The symptoms of CDI may include mild or severe diarrhea, fever, abdominal cramping, abdominal pain, and dehydration. Generally, CDI does not affect healthy people. However, CDI can be serious in people who are sick, elderly, or have weakened immune systems. In rare cases it can be fatal.
What causes Clostridium difficile infection (CDI)?
The bowel contains many types of bacteria, most of which do not cause illness. CDI occurs when the C. difficile bacteria enters the body through the mouth and grows in the bowel. Those who are at risk may not have enough “good” bacteria in their bowels, allowing the C. difficile bacteria to grow and produce a toxin, which causes diarrhea.
What are the risk factors for CDI?
- Age 65 years or more
- Underlying diseases
- Weakened immune systems
- Intensive care patients
- Prolonged hospital stays
- People who have a history of antibiotic usage
How is CDI diagnosed?
A sample of your stool will be requested by your doctor, which will be tested in a laboratory for the presence of C. difficile toxins.
How is CDI treated?
Treatment for CDI is determined on a case-by-case basis, depending on the severity of symptoms a patient may have. Patients who have mild symptoms may not need any treatment, while those who suffer more severe symptoms may require antibiotics.
How does CDI spread?
Bacteria in the stool of a person who has CDI can contaminate surfaces such as countertops, toilets, door handles and bedpans. CDI can spread when another person touches these surfaces or items with their hands. Infection can occur when that person touches their mouth without washing their hands. Soiled hands can also continue to spread CDI to other surfaces and people.
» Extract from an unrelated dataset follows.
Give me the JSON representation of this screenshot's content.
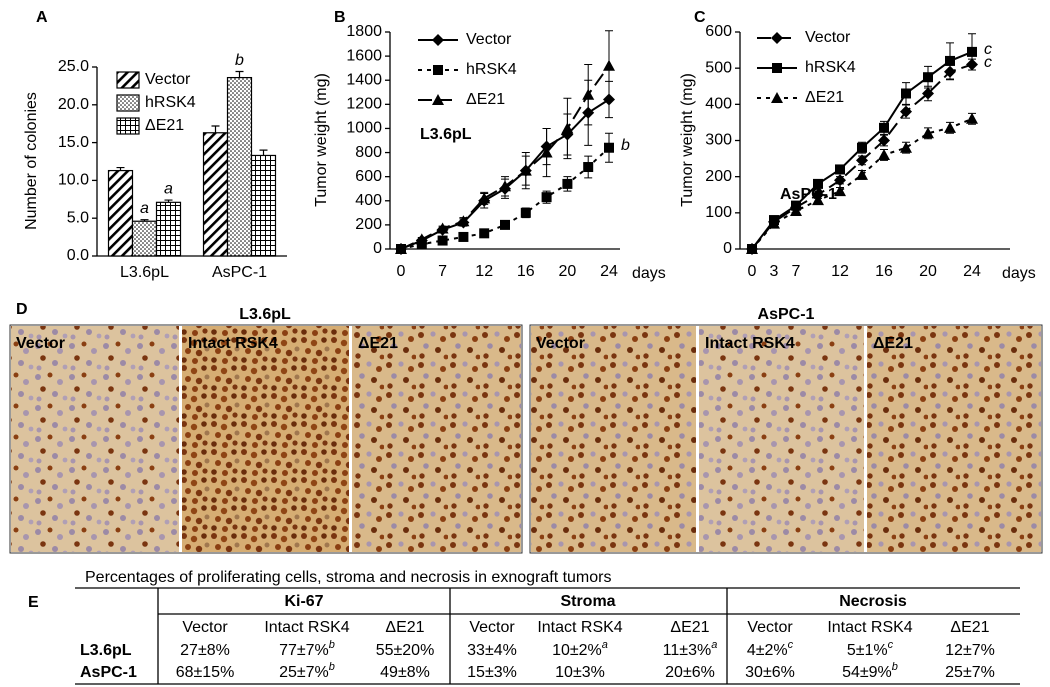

What happens if I get CDI while I’m a patient in the hospital?
When illness from CDI occurs, precautions are taken to contain the spread of the bacteria. Preventative measures, such as frequent hand washing and environmental cleaning, can help individuals protect themselves from infection and decrease the risk of passing the infection to others.
What can I do to prevent CDI?
Healthy people who are not taking antibiotics have a very low risk of getting CDI. Regular hand hygiene and cleaning of your personal environment can help reduce the risk to you and your family.
Why are hospitals continuing to experience CDI outbreaks?
C. difficile will never going be eradicated completely because the bacteria live in people’s guts and normally don’t cause illness. We only see illness when a person carrying the bug is exposed to antibiotics, killing the normal gut flora and allowing the C. difficile to grow and produce a toxin that causes the illness.
Even if the bug were eliminated from the hospital environment, it would be continuously reintroduced by new patients coming into the hospital and it survives in a spore form that is very difficult to kill. Even if we wiped down every surface in the hospital everyday with strong chemicals, we would never be able to kill it all.
The focus needs to be on prevention. This includes using antibiotics wisely, keeping the environment as clean as possible (especially around ill patients) and focusing on hand hygiene.
In order to become infected with C. difficile, a patient needs to swallow the spores. The spores are carried on hands- those of the patient and healthcare providers after touching contaminated surfaces. Everyone needs to take responsibility for ensuring they perform hand hygiene before and after contact with patients, before eating and after using the toilet.